CHRONIQUE : Il s’appelait Georges … Et voulait arrêter d’emmerder les français ! Episode 5 : Persan.

1 février 2024

On savait Georges Pompidou amateur éclairé d’art contemporain, esthète et bon vivant. Autant de qualités qui ont fait de lui le plus atypique des présidents de la Ve République. On découvrira plus tard qu’outre une intelligence supérieure et une profonde humanité,  l’homme possédait des qualités littéraires exceptionnelles. Ses écrits, lettres ou simples notes sont empreints d’une finesse et d’une acuité rares. Qu’il s’agisse de ses pensées intimes occupées en grande partie par sa femme Claude ou de ses souvenirs en politique, la plume du Président est d’une virtuosité indéniable.

Les portraits qu’il a dressés de ses alliés ou adversaires politiques offrent un témoignage unique sur les dessous du pouvoir et plus généralement, sur l’Histoire avec un grand H.

Une histoire intimement liée à celle de Charles de Gaulle, que Pompidou a côtoyé pendant de nombreuses années. A ce sujet, il livre des anecdotes qui en disent long sur la personnalité du Général et sur les relations qu’entretenaient les deux hommes. Ainsi cette passe d’armes décrite par Pompidou. Après le putsch des généraux en Algérie la question de l’exécution du général Jouhaud est à l’ordre du jour. De Gaulle est pour. Son premier ministre s’y oppose refusant de signer le décret d’application. Extrait : « Dans ce cas il faudra me remettre votre démission. Bien mon général. » Le dialogue s’arrêta là. Mais, à la stupeur du Général devant la réponse de son Premier ministre, il sut qu’il avait gagné. Il devait ainsi lui dire plus tard : « Entre deux inconvénients, votre démission et la grâce de Jouhaud, j’ai choisi le moindre ».
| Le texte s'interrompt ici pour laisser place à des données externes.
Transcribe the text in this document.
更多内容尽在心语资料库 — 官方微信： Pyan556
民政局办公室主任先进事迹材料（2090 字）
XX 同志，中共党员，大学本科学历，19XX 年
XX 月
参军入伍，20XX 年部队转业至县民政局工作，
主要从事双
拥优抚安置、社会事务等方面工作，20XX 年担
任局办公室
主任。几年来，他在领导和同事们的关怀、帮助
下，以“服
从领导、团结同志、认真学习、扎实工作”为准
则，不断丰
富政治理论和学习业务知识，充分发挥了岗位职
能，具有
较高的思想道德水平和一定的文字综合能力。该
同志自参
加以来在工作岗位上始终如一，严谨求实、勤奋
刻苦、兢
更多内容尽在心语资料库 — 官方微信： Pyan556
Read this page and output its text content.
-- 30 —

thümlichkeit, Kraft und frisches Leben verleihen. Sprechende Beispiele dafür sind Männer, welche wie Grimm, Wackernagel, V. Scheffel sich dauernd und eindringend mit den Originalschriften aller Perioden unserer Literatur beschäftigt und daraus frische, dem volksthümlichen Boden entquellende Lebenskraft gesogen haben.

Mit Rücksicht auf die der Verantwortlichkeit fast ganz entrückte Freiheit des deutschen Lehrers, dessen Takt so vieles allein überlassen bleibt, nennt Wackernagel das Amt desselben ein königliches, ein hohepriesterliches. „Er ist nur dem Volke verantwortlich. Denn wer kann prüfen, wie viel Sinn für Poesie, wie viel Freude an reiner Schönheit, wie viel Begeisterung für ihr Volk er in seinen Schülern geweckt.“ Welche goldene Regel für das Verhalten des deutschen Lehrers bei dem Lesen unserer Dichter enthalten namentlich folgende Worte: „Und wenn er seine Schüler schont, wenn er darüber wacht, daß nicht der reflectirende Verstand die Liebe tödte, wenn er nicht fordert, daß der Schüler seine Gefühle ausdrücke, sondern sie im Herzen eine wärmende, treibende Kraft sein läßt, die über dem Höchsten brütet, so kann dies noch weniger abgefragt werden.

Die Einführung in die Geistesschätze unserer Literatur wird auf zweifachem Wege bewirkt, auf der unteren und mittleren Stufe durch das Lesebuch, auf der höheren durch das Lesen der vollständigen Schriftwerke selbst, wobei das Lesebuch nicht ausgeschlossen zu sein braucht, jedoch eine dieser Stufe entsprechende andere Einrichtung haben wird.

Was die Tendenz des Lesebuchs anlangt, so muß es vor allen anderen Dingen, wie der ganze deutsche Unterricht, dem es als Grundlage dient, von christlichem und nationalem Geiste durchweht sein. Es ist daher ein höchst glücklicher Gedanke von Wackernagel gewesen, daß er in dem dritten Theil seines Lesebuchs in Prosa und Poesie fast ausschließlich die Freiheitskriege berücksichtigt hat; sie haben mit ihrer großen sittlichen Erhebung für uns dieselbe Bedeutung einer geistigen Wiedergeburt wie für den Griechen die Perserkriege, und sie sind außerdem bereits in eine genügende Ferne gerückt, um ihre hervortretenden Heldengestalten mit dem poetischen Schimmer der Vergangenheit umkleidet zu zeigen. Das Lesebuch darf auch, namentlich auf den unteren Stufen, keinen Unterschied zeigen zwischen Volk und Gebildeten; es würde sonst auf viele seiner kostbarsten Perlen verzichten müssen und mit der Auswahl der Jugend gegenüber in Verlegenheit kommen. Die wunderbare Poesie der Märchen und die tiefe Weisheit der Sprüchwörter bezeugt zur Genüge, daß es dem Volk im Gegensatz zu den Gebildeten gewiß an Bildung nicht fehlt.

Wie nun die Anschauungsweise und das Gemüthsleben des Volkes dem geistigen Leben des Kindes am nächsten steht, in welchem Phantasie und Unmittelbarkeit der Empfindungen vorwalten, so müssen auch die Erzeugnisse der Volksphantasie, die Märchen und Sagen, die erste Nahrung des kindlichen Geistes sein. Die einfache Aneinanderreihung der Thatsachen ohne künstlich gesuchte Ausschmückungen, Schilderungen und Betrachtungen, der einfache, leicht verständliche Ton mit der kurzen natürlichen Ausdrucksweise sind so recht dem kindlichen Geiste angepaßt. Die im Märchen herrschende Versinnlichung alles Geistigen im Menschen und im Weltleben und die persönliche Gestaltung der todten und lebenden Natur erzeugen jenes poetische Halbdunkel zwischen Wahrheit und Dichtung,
Cette relation faite d’admiration et de respect entre un Président et son Premier ministre, Georges Pompidou ne l’a pas partagée avec son propre chef de gouvernement, Jacques Chaban-Delmas qu’il décrit comme narcissique et « enfantin », lui laissant le soin de tout décider et préférant soigner son « image de marque ».

Au fil des pages et des anecdotes, Georges Pompidou livre une vision, une expérience de la politique et plus généralement, de la vie pleine de lucidité et d’humour jusqu’à cette ultime boutade. Moins d’une semaine avant sa mort et alors que les candidats à sa succession se disputent déjà sa dépouille, Georges Pompidou a cette petite phrase : « J’ai le ferme espoir d’embêter encore tout le monde ». Ce qui est sûr, c’est que 50 ans après son décès, le Président Pompidou continue de passionner.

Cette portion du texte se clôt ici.